Are we going to create a new relation for the entities that are being manufactured and degraded? Just having input an output is resulting in inference errors.

   Discussed briefly at start of meeting.  General consensus seems to be that more specific subproperties of
   has_participant will be necessary as genus is not sufficient.
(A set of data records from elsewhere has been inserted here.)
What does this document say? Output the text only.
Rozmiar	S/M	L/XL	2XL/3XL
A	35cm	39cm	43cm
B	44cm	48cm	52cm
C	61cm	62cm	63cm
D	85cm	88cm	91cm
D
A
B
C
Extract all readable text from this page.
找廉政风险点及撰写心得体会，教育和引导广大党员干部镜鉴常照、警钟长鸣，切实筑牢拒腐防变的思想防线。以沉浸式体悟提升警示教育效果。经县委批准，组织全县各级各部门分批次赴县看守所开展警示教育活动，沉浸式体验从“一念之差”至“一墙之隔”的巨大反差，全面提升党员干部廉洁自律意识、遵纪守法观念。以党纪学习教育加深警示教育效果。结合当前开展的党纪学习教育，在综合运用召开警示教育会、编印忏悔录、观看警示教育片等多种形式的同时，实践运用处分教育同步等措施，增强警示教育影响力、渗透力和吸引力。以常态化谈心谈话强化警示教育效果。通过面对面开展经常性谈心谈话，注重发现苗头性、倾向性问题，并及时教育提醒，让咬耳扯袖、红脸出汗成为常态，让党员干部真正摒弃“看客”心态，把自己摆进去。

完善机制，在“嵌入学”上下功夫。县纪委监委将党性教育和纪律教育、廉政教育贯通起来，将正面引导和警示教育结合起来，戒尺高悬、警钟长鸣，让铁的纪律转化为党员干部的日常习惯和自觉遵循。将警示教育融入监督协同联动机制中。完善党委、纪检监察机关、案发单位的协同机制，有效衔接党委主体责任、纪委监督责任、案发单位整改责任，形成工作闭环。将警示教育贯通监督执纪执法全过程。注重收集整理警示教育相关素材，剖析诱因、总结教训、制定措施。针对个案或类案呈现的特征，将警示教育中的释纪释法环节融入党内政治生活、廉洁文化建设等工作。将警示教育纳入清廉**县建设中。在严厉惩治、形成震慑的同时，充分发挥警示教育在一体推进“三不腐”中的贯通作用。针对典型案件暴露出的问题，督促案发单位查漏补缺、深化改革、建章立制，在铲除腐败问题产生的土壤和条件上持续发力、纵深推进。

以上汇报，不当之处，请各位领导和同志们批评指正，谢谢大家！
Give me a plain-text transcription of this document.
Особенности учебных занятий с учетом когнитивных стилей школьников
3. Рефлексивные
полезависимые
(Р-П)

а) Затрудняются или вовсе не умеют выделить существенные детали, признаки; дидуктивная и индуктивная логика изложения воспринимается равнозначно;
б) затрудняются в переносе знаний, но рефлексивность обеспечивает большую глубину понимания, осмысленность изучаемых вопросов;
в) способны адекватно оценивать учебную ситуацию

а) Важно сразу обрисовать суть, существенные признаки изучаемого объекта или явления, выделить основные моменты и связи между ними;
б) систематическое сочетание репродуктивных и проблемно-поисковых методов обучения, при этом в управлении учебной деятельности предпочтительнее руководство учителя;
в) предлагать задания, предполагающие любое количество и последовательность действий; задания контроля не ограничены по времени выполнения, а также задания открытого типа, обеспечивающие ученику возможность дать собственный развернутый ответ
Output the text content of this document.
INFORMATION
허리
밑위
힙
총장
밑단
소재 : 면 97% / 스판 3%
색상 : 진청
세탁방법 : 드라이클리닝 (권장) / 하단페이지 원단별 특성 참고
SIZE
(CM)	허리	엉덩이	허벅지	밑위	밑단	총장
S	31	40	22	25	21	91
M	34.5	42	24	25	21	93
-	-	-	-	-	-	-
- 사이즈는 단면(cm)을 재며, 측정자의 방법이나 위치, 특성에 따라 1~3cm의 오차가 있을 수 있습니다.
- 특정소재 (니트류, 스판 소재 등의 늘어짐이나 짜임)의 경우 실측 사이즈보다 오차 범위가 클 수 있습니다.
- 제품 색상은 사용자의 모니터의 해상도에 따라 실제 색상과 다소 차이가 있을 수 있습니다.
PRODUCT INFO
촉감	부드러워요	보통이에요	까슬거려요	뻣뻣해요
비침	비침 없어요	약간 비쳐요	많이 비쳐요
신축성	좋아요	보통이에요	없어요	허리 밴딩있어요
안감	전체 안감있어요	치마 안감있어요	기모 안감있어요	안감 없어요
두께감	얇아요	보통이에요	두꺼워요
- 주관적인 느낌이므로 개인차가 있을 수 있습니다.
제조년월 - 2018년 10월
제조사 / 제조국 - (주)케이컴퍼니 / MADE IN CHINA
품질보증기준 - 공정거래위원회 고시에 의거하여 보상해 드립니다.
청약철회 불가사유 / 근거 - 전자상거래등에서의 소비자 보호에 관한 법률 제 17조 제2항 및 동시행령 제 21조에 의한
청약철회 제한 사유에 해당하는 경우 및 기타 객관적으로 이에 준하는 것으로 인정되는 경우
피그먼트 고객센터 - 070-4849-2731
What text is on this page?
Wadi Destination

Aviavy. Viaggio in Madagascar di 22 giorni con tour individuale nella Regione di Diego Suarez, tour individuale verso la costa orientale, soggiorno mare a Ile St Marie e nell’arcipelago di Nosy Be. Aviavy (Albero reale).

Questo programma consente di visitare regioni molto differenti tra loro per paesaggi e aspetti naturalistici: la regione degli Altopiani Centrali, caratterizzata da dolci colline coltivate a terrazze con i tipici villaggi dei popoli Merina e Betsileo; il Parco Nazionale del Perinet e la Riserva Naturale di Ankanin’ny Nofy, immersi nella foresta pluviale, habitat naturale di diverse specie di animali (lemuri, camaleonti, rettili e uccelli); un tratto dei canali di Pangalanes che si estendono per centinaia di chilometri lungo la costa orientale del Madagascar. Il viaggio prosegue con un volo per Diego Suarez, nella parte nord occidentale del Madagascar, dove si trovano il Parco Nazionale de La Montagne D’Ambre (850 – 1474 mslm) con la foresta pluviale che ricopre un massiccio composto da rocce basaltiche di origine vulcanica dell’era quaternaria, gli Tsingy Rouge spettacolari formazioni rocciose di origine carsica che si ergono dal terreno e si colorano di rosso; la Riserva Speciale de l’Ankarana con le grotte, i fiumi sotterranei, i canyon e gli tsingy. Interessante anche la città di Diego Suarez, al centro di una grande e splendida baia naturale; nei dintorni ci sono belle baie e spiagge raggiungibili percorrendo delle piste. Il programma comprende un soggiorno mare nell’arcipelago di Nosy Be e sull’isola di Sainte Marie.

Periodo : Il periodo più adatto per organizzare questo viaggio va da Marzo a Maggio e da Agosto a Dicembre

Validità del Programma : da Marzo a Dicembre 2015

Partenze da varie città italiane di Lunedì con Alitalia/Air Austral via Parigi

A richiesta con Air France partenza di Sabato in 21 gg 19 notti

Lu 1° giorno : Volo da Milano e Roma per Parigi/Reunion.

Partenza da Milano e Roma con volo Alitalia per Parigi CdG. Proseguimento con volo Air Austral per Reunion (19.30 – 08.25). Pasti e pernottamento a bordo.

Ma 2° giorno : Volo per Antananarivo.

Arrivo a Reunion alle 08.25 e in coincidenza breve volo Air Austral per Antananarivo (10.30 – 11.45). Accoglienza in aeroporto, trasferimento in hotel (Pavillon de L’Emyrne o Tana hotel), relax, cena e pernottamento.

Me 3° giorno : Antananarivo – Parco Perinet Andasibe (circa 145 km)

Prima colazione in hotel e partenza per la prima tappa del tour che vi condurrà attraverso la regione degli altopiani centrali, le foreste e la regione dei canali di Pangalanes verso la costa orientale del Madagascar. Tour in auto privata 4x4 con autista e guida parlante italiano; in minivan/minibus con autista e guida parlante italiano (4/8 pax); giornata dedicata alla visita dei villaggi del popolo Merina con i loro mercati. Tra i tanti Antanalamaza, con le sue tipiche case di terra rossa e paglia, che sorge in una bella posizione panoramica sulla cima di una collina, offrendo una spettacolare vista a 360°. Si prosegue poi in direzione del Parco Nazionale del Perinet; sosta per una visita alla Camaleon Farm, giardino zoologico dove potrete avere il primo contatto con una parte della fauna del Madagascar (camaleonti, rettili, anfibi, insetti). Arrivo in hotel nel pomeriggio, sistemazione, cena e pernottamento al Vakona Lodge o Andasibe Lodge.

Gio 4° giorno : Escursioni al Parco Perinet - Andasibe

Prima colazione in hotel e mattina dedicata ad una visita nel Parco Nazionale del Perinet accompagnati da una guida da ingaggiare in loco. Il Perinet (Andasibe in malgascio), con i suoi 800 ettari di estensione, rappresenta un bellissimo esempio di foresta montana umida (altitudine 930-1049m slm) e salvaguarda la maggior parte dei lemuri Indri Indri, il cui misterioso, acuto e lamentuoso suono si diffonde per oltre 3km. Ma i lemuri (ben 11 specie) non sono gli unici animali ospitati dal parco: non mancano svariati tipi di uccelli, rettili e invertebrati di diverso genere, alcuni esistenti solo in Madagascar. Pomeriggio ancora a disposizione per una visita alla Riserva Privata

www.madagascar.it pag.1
Previous discussion of this has gotten rather 
   bogged down on the definition of has_input and has_substrate.  However, we may be able to define
   general relations for synthesis and degredation.   NEEDS FURTHER DISCUSSION.

long term hosting of ontology project and issue tracker

   Not Discussed

interesting TGFF request

[Term]
id: GO:1990708
name: conditioned place preference
namespace: biological_process
def: "The ability of an animal to learn and remember an association between a putatively rewarding, internal state 
produced by a xenobiotic or drug with a neutral, unchanging environment." [PMID:21549821]
subset: termgenie_unvetted
is_a: GO:0008306 ! associative learning
created_by: sl
creation_date: 2015-03-18T20:28:59Z
  Decision: We agreed this term is OK.  As it describes a specific learning process.
  DOS further note:  Having re-read the definition, I think it is too strict for the name.  
  A conditioned place preference may be learnt by a varierty of mechanisms, not just 
  association with a 'putatively rewarding, internal state produced by a xenobiotic or drug'.  
  It would be better to have a more general term with this name and, if necessary, a more 
  specific term for how it is produced.